Propel ICT's project to launch a whack of New Brunswick's startups has evolved. This time, it's not only looking for scientifically-minded, it's also looking for entrepreneurial-minded.

Launch36 builds on the Propel ICT's similar project from six years ago, which has launched 20 successful companies, including New Brunswick's celebrated Radian6, by linking people with ideas to seasoned entrepreneurs with the know-how to get those ideas off the ground.

The new program will look to repeat that success, though its now expanding its reach to those who might not have the ideas, but do have the entrepreneurial gumption to launch a successful firm.

« The universities have a lot of intellectual property that's just sitting on the shelf, » said Trevor McAusland, Propel ICT's executive director.

The group is looking to hook up budding entrepreneurs with intellectual property to try to bring concepts to commercialization.

Propel ICT is working with the University of New Brunswick, the Pond-Deshpande Centre for Innovation and Entrepreneurship and the New Brunswick Innovation Foundation to see what's possible. One idea that's being floated is pairing university students with a piece of intellectual property during their summer break.

« Instead of getting a summer job, they'd work on starting a company, » McAusland said.

There's no shortage of ideas waiting within the province's schools. Roughly 70 pieces of intellectual property have been identified as having good potential for commercialization.

« Researchers, that's what they do, that's what they love, » McAusland said. « A lot of them recognize they're not necessarily entrepreneurs and that intellectual property is just sitting there waiting to be capitalized on. »

Propel ICT will still be looking for people with ideas for Launch36, though.

This time around, the program will work with cohorts of five or six indivudals. The groups will go through a two-day boot camp that will challenge them to conceptualize the market for their product and get them to articulate the problems that must be solve to bring it there.

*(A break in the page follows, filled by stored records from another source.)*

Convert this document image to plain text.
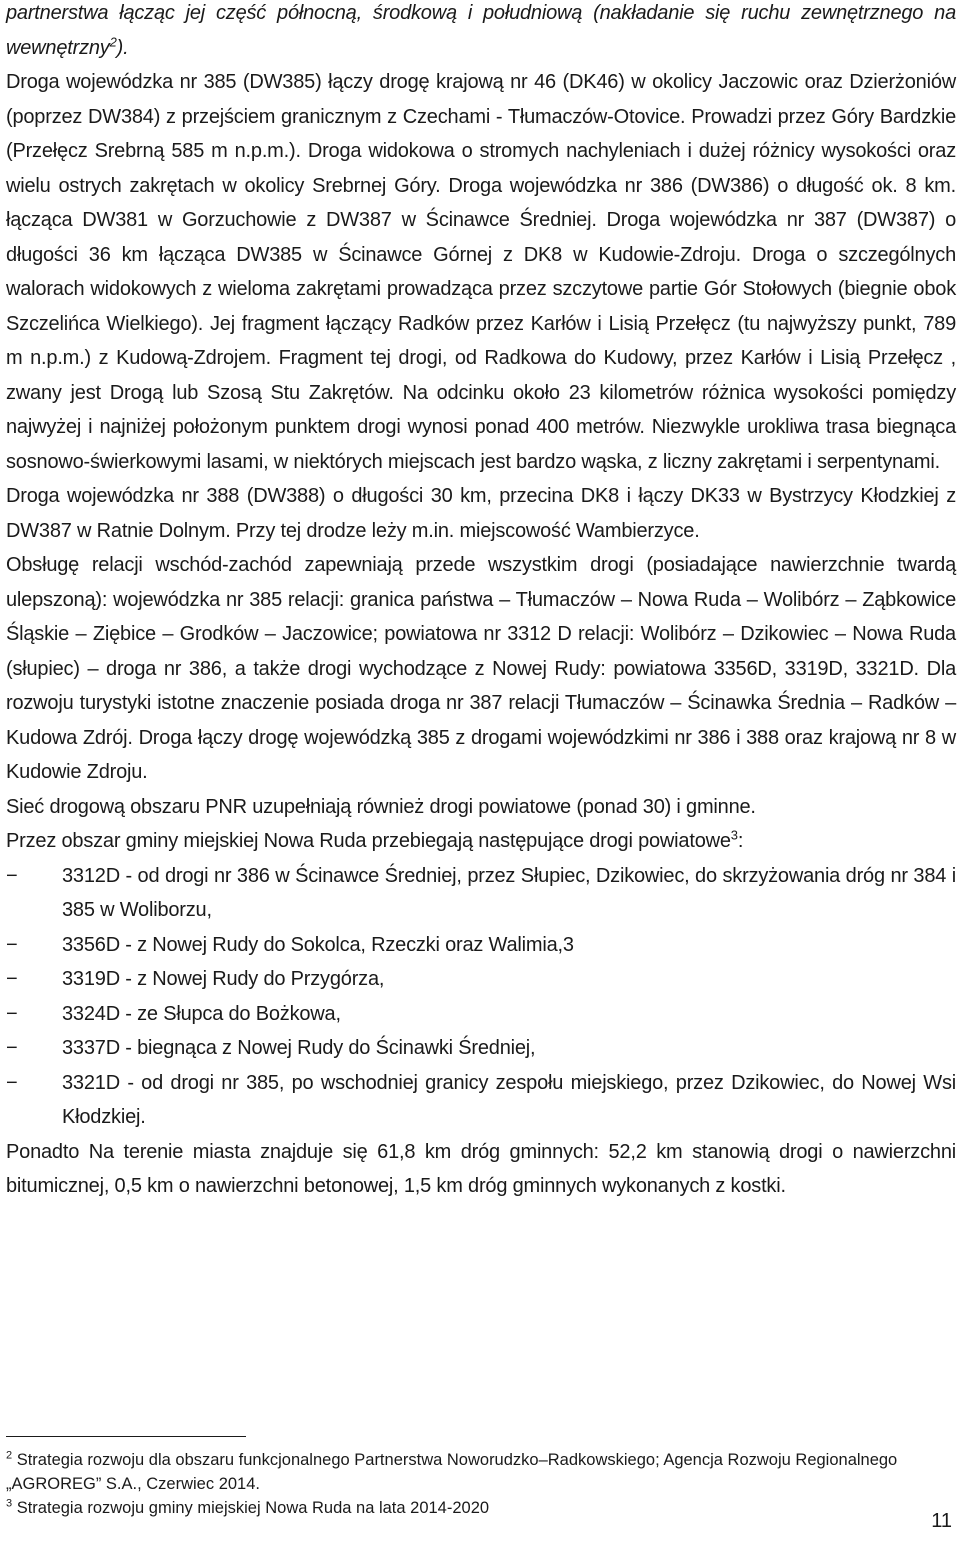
partnerstwa łącząc jej część północną, środkową i południową (nakładanie się ruchu zewnętrznego na wewnętrzny$^2$).

Droga wojewódzka nr 385 (DW385) łączy drogę krajową nr 46 (DK46) w okolicy Jaczowic oraz Dzierżoniów (poprzez DW384) z przejściem granicznym z Czechami - Tłumaczów-Otovice. Prowadzi przez Góry Bardzkie (Przełęcz Srebrną 585 m n.p.m.). Droga widokowa o stromych nachyleniach i dużej różnicy wysokości oraz wielu ostrych zakrętach w okolicy Srebrnej Góry. Droga wojewódzka nr 386 (DW386) o długość ok. 8 km. łącząca DW381 w Gorzuchowie z DW387 w Ścinawce Średniej. Droga wojewódzka nr 387 (DW387) o długości 36 km łącząca DW385 w Ścinawce Górnej z DK8 w Kudowie-Zdroju. Droga o szczególnych walorach widokowych z wieloma zakrętami prowadząca przez szczytowe partie Gór Stołowych (biegnie obok Szczelińca Wielkiego). Jej fragment łączący Radków przez Karłów i Lisią Przełęcz (tu najwyższy punkt, 789 m n.p.m.) z Kudową-Zdrojem. Fragment tej drogi, od Radkowa do Kudowy, przez Karłów i Lisią Przełęcz , zwany jest Drogą lub Szosą Stu Zakrętów. Na odcinku około 23 kilometrów różnica wysokości pomiędzy najwyżej i najniżej położonym punktem drogi wynosi ponad 400 metrów. Niezwykle urokliwa trasa biegnąca sosnowo-świerkowymi lasami, w niektórych miejscach jest bardzo wąska, z liczny zakrętami i serpentynami.

Droga wojewódzka nr 388 (DW388) o długości 30 km, przecina DK8 i łączy DK33 w Bystrzycy Kłodzkiej z DW387 w Ratnie Dolnym. Przy tej drodze leży m.in. miejscowość Wambierzyce.

Obsługę relacji wschód-zachód zapewniają przede wszystkim drogi (posiadające nawierzchnie twardą ulepszoną): wojewódzka nr 385 relacji: granica państwa – Tłumaczów – Nowa Ruda – Wolibórz – Ząbkowice Śląskie – Ziębice – Grodków – Jaczowice; powiatowa nr 3312 D relacji: Wolibórz – Dzikowiec – Nowa Ruda (słupiec) – droga nr 386, a także drogi wychodzące z Nowej Rudy: powiatowa 3356D, 3319D, 3321D. Dla rozwoju turystyki istotne znaczenie posiada droga nr 387 relacji Tłumaczów – Ścinawka Średnia – Radków – Kudowa Zdrój. Droga łączy drogę wojewódzką 385 z drogami wojewódzkimi nr 386 i 388 oraz krajową nr 8 w Kudowie Zdroju.

Sieć drogową obszaru PNR uzupełniają również drogi powiatowe (ponad 30) i gminne.

Przez obszar gminy miejskiej Nowa Ruda przebiegają następujące drogi powiatowe$^3$:

− 3312D - od drogi nr 386 w Ścinawce Średniej, przez Słupiec, Dzikowiec, do skrzyżowania dróg nr 384 i 385 w Woliborzu,
− 3356D - z Nowej Rudy do Sokolca, Rzeczki oraz Walimia,3
− 3319D - z Nowej Rudy do Przygórza,
− 3324D - ze Słupca do Bożkowa,
− 3337D - biegnąca z Nowej Rudy do Ścinawki Średniej,
− 3321D - od drogi nr 385, po wschodniej granicy zespołu miejskiego, przez Dzikowiec, do Nowej Wsi Kłodzkiej.

Ponadto Na terenie miasta znajduje się 61,8 km dróg gminnych: 52,2 km stanowią drogi o nawierzchni bitumicznej, 0,5 km o nawierzchni betonowej, 1,5 km dróg gminnych wykonanych z kostki.

$^2$ Strategia rozwoju dla obszaru funkcjonalnego Partnerstwa Noworudzko–Radkowskiego; Agencja Rozwoju Regionalnego „AGROREG” S.A., Czerwiec 2014.

$^3$ Strategia rozwoju gminy miejskiej Nowa Ruda na lata 2014-2020

11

The boot campers will then pitch their ideas to program mentors such as Radian6's Chris Newton, former NBTel CEO and serial tech investor Gerry Pond and Dan Martell, CEO of Flowtown. They'll decide whether the idea is promising enough to begin Propel ICT's five month-long Accelerator program, which teams people with seasoned entrepreneurs, financial experts, lawyers and potential future board members.

Currently being mentored through that program, there are six firms that collectively have 40 employees and have raised $3.5 million within the last 18 months through Propel ICT's connections. Those firms also have plans to hire another 35 people within the next six months.

« When I started with Propel, I pretty much had only myself and a good idea, » said Yan Simard, CEO of Zaptap, a firm that has designed a smart phone app that provides product information to shoppers.

« What Propel brought very early on was good people to throw ideas at and good people to help you refine those ideas into a good business model, » Simard said.

Simard was teamed up with Pond, former Propel ICT executive director Jeff Roach and people from T4G Ltd., who help guide Zaptap's development early on.

« As an early-stage startup, it's absolutely critical to get access to that expertise right away, » Simard said.